Reporter: Pratama Guitarra | Editor: Rizki Caturini
KONTAN.CO.ID - JAKARTA. Menteri Energi dan Sumber Daya Mineral (ESDM), Ignasius Jonan menunggu PT Pertamina (Persero) untuk bisa lebih efisien. Supaya, harga Bahan Bakar Minyak (BBM) khususnya jenis premium atau Ron 88 bisa diturunkan harganya dari yang saat ini Rp 6.450.
Hal itu dikatakan Menteri Jonan usai meresmikan Stasiun Pengisian Bahan Bakar Umum (SPBU) milik PT Vivo Energy Indonesia di Cilangkap, Jakarta Timur.
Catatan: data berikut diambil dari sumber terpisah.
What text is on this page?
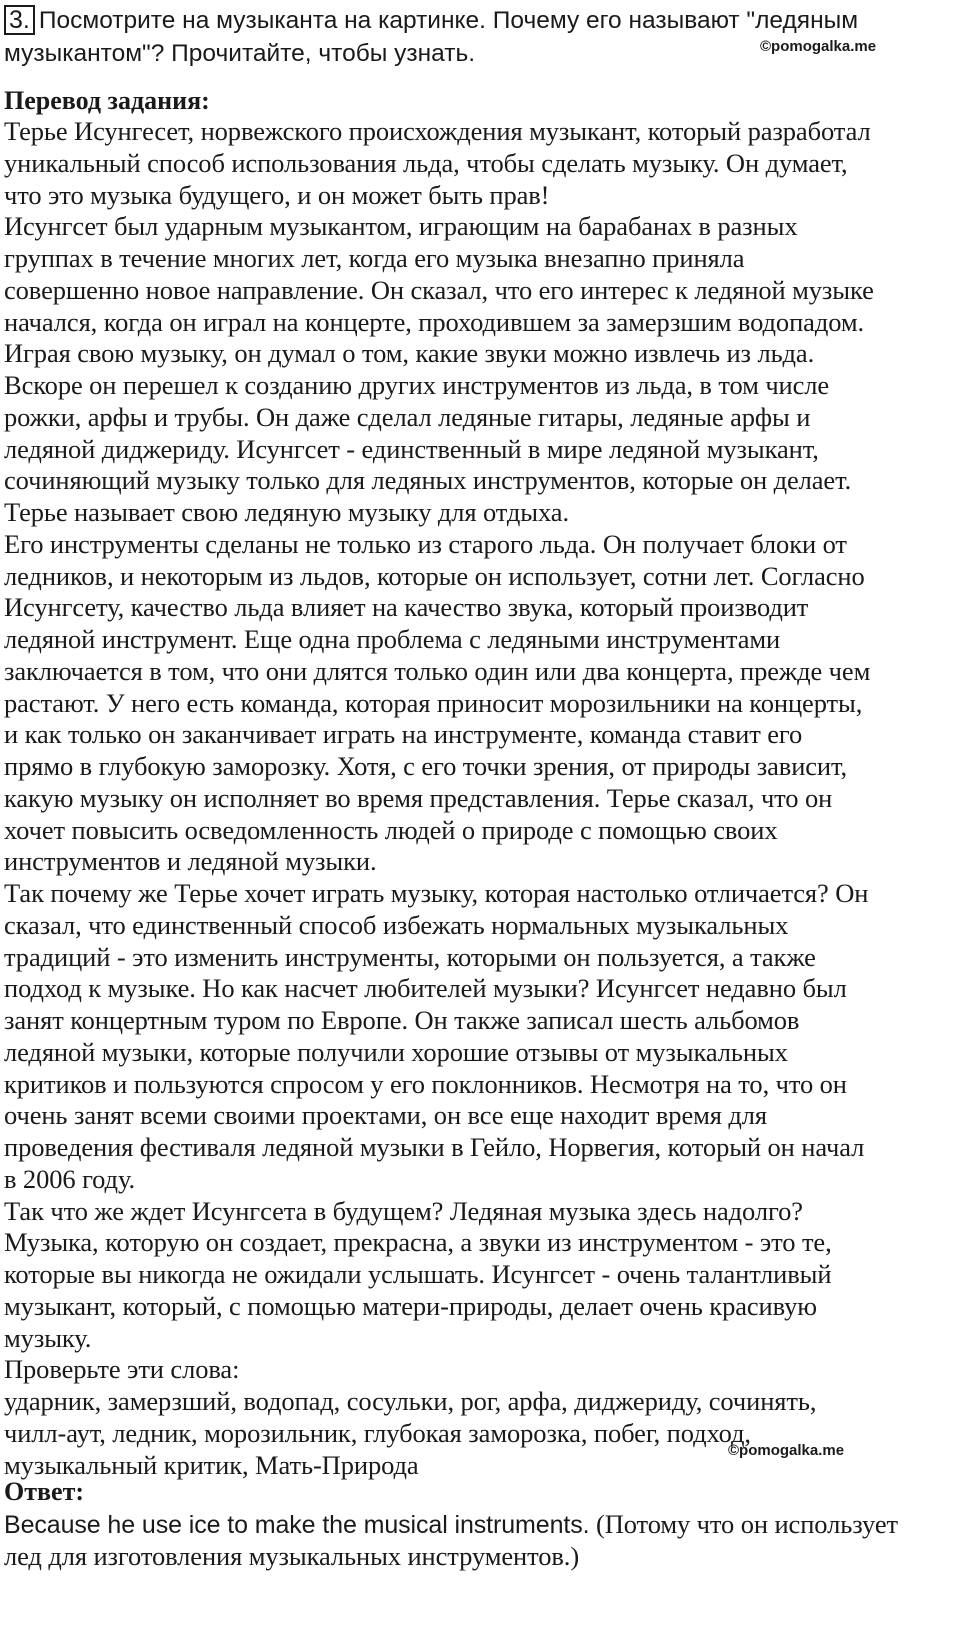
3. Посмотрите на музыканта на картинке. Почему его называют "ледяным
музыкантом"? Прочитайте, чтобы узнать.	©pomogalka.me
Перевод задания:
Терье Исунгесет, норвежского происхождения музыкант, который разработал
уникальный способ использования льда, чтобы сделать музыку. Он думает,
что это музыка будущего, и он может быть прав!
Исунгсет был ударным музыкантом, играющим на барабанах в разных
группах в течение многих лет, когда его музыка внезапно приняла
совершенно новое направление. Он сказал, что его интерес к ледяной музыке
начался, когда он играл на концерте, проходившем за замерзшим водопадом.
Играя свою музыку, он думал о том, какие звуки можно извлечь из льда.
Вскоре он перешел к созданию других инструментов из льда, в том числе
рожки, арфы и трубы. Он даже сделал ледяные гитары, ледяные арфы и
ледяной диджериду. Исунгсет - единственный в мире ледяной музыкант,
сочиняющий музыку только для ледяных инструментов, которые он делает.
Терье называет свою ледяную музыку для отдыха.
Его инструменты сделаны не только из старого льда. Он получает блоки от
ледников, и некоторым из льдов, которые он использует, сотни лет. Согласно
Исунгсету, качество льда влияет на качество звука, который производит
ледяной инструмент. Еще одна проблема с ледяными инструментами
заключается в том, что они длятся только один или два концерта, прежде чем
растают. У него есть команда, которая приносит морозильники на концерты,
и как только он заканчивает играть на инструменте, команда ставит его
прямо в глубокую заморозку. Хотя, с его точки зрения, от природы зависит,
какую музыку он исполняет во время представления. Терье сказал, что он
хочет повысить осведомленность людей о природе с помощью своих
инструментов и ледяной музыки.
Так почему же Терье хочет играть музыку, которая настолько отличается? Он
сказал, что единственный способ избежать нормальных музыкальных
традиций - это изменить инструменты, которыми он пользуется, а также
подход к музыке. Но как насчет любителей музыки? Исунгсет недавно был
занят концертным туром по Европе. Он также записал шесть альбомов
ледяной музыки, которые получили хорошие отзывы от музыкальных
критиков и пользуются спросом у его поклонников. Несмотря на то, что он
очень занят всеми своими проектами, он все еще находит время для
проведения фестиваля ледяной музыки в Гейло, Норвегия, который он начал
в 2006 году.
Так что же ждет Исунгсета в будущем? Ледяная музыка здесь надолго?
Музыка, которую он создает, прекрасна, а звуки из инструментом - это те,
которые вы никогда не ожидали услышать. Исунгсет - очень талантливый
музыкант, который, с помощью матери-природы, делает очень красивую
музыку.
Проверьте эти слова:
ударник, замерзший, водопад, сосульки, рог, арфа, диджериду, сочинять,
чилл-аут, ледник, морозильник, глубокая заморозка, побег, подход,
музыкальный критик, Мать-Природа	©pomogalka.me
Ответ:
Because he use ice to make the musical instruments. (Потому что он использует
лед для изготовления музыкальных инструментов.)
Pasalnya, saat SPBU itu diresmikan, VIVO menjual jenis Ron 89 lebih murah dari Ron 88. Yakni seharga Rp 6.100 per liter.
Asal tahu saja, melalui Peraturan Presiden (Perpres) No 191/2014 tentang Penyediaan Pendistribusian dan Harga Jual Eceran. Tahun ini, Pertamina mendapatkan penugasan penjualan BBM jenis Ron 88 seharga Rp 6.450 per liter. Menteri Jonan bilang, bahwa penugasan ke Pertamina itu sudah ditetapkan harganya sekian.
"Jadi nanti kita menunggu Pertamina, apa Pertamina mau mengusulkan itu lebih efisien atau tidak," terang Jonan, di Cilangkap, Jakarta Timur, Kamis (26/10).
Maka dari itu, Menteri Jonan menyerahkan kepada Pertamina apakah bisa menurunkan harga BBM jenis Ron 88 itu. Ia pun membolehkan apabila harga BBM jenis premium itu diturunkan Rp 6.100 per liter sama seperti harga Ron 89 milik SPBU VIVO.
Asal tahu saja, untuk tahap awal ini ada tiga varian jenis bahan bakar yang ditawarkan Vivo yakni Revvo 89 dengan Ron 89, Revvo 90 memiliki Ron 90 lalu Revvo 92 dengan Ron 92. Untuk Revvo 89 dibanderol dengan harga Rp 6.100 per liter , sementara untuk Revvo 90 dan 92 masing-masing dibanderol dengan harga Rp 7.500 per liter dan Rp 8.250 per liter .
Vice President Corporate Communication Pertamina, Adiatma Sarjito mengatakan, Pertamina menerima dengan tangan terbuka dengan persaingan yang adil. Jadi kehadiran pesaing baru tidak masalah bagi Pertamina.
"Masalahnya adalah mengapa sekarang diizinkan pesaing menjual Premium 88 di tempat-tempat gemuk tanpa ada treat off seimbang untuk juga melayani Non Jawa-Madura-Bali (Jamali)," kata Adiatma, Kamis (26/10).
Dry Gasoline 88 sudah menjadi target bersama dengan pemerintah khususnya Kementerian ESDM untuk dihapus karena isu kebutuhan mesin otomotif dan isu baku mutu lingkungan. "Kalau ini dibiarkan maka akan sangat merugikan Pertamina (beban distribusi Premium 88 yang merugi) dan hanya memberikan rente ekonomi ke segelintir pemegang Izin Usaha Niaga Umum (INU). Pertamina jelas menolak ketidakadilan," tandasnya.